The layout of the GIGABYTE GA-H57M-USB3 board is based around a micro-ATX form factor. This makes for a little bit of a cramped board and is something that you would not normally see in what is intended as an entry level board (albeit a high-level one).
Looking at the upper portion of the board, we do see that GIGABYTE has kept the CPU area very clean. This is good for systems that have limited airflow and also allows for someone to use a better air cooler than the stock one that ships with the Core i5 661.
However, to maintain the clear field of the CPU area, they have had to clutter the area around the RAM slots. Here we find that GIGBYATE has stuffed in a 14-pin ATX power connector as well as a PATA and floppy socket. These are so close they become an issue when connecting them once installed in a case (especially if that case is a Small Form Factor).
GIGABYTE has placed the 8-pin aux power adapter in the usual place and has even thrown in a nice extra feature; this is a pair of four-pin fan headers which are great for high-performance air cooling. As I mentioned before, it is clear that while this is an entry level product, GIGABYTE is giving it some enthusiast class features.
The lower half of the board is even more cramped than the area around the RAM slots.
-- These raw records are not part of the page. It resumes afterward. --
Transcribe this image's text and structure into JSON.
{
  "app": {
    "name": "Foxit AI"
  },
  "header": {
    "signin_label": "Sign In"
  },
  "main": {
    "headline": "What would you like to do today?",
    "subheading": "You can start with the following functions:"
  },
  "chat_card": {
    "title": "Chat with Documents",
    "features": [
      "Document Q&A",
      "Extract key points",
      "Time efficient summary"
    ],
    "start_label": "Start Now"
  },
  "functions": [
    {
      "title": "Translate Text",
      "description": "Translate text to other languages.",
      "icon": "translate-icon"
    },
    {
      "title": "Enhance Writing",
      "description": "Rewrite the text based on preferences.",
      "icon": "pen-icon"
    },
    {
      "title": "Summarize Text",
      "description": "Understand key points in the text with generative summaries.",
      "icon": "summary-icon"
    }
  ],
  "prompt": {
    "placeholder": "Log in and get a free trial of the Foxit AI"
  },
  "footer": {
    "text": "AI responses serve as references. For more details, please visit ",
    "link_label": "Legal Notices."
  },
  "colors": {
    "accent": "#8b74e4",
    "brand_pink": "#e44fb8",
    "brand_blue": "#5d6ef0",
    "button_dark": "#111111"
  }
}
GB has stuffed in two x16 (x8 electrical) slots for Crossfire and also two PCI slots. Along the bottom they have stuffed in a multitude of connection options.
One feature that truly does put the GA-H57M-USB3 above much of the competition is the inclusion of USB 3.0. There are also two additional SATA2.0 ports on the board (the two white ones which run off a GIGABYTE controller) as well as two USB 3.0 ports on the back I/O panel.
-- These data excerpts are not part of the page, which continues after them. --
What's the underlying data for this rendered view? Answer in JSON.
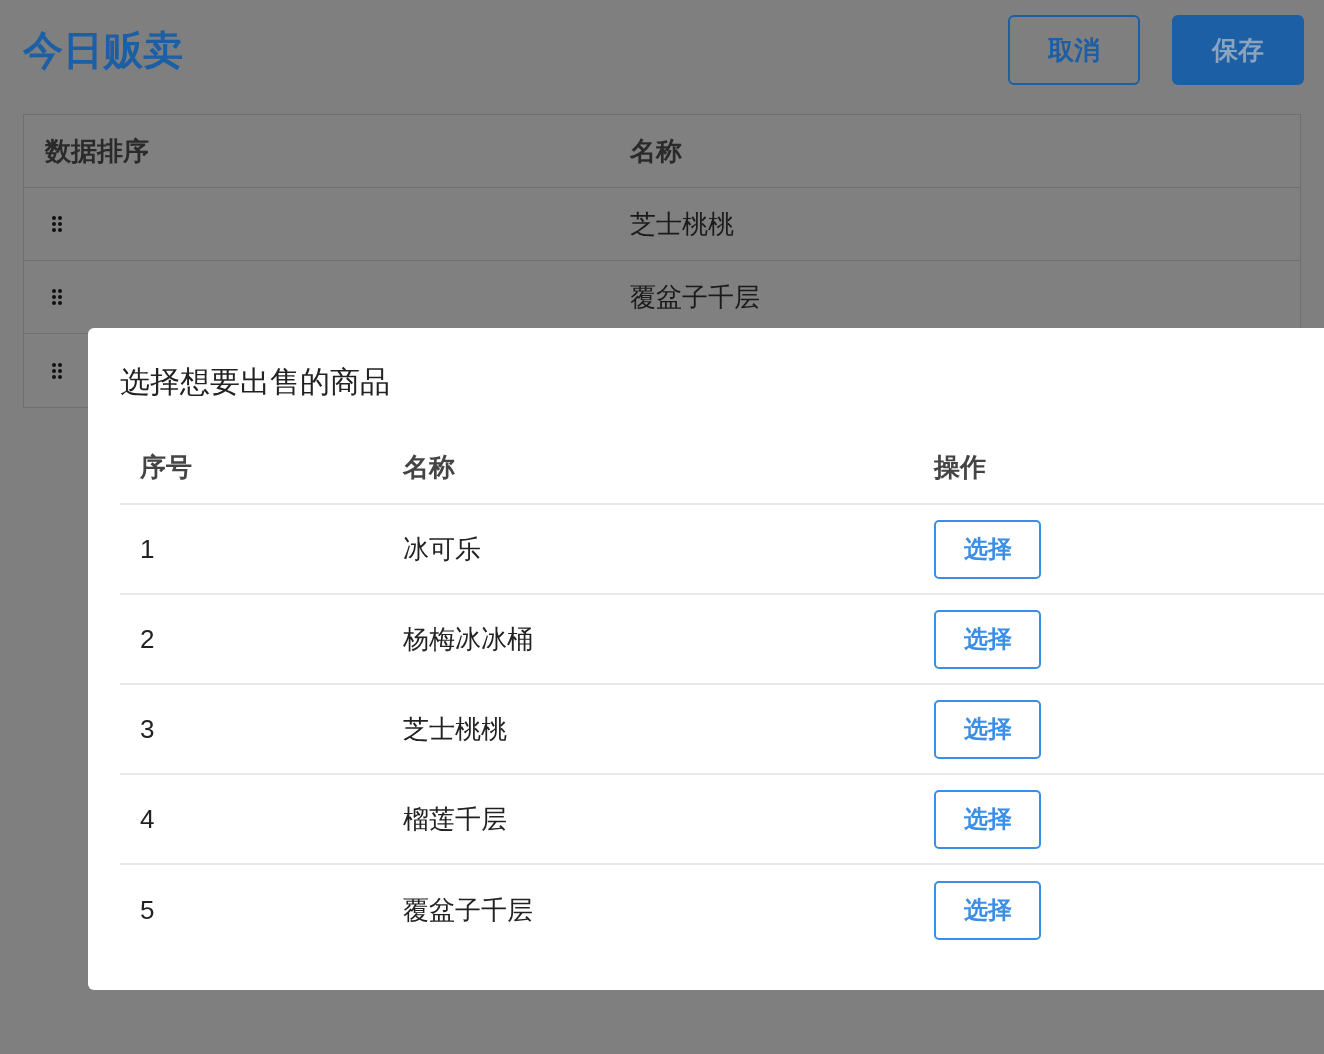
{
  "header": {
    "title": "今日贩卖",
    "buttons": [
      {
        "label": "取消",
        "kind": "secondary"
      },
      {
        "label": "保存",
        "kind": "primary"
      }
    ]
  },
  "table": {
    "columns": [
      "数据排序",
      "名称"
    ],
    "rows": [
      {
        "name": "芝士桃桃"
      },
      {
        "name": "覆盆子千层"
      },
      {}
    ]
  },
  "dialog": {
    "title": "选择想要出售的商品",
    "columns": [
      "序号",
      "名称",
      "操作"
    ],
    "rows": [
      {
        "index": "1",
        "name": "冰可乐",
        "action": "选择"
      },
      {
        "index": "2",
        "name": "杨梅冰冰桶",
        "action": "选择"
      },
      {
        "index": "3",
        "name": "芝士桃桃",
        "action": "选择"
      },
      {
        "index": "4",
        "name": "榴莲千层",
        "action": "选择"
      },
      {
        "index": "5",
        "name": "覆盆子千层",
        "action": "选择"
      }
    ]
  }
}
In addition to the USB 3.0 ports, GB has also chosen to add in DVI, VGA D-SUB, HDMI and Display Port. The rest of the ports back here are pretty standard.
Overall the GA-H57M-USB3 is a cluttered board with little room for expansion. I can foresee issues with installing one of these into an SFF case or even in a mid-tower. Although the extra features that have been stuffed in are nice, I still have to wonder if they are needed on a board that is designed to accept a CPU with a GPU already built in. Maybe GIGABYTE has gotten over zealous on this one. I can only hope that the performance overcomes some of the layout issues I have seen here.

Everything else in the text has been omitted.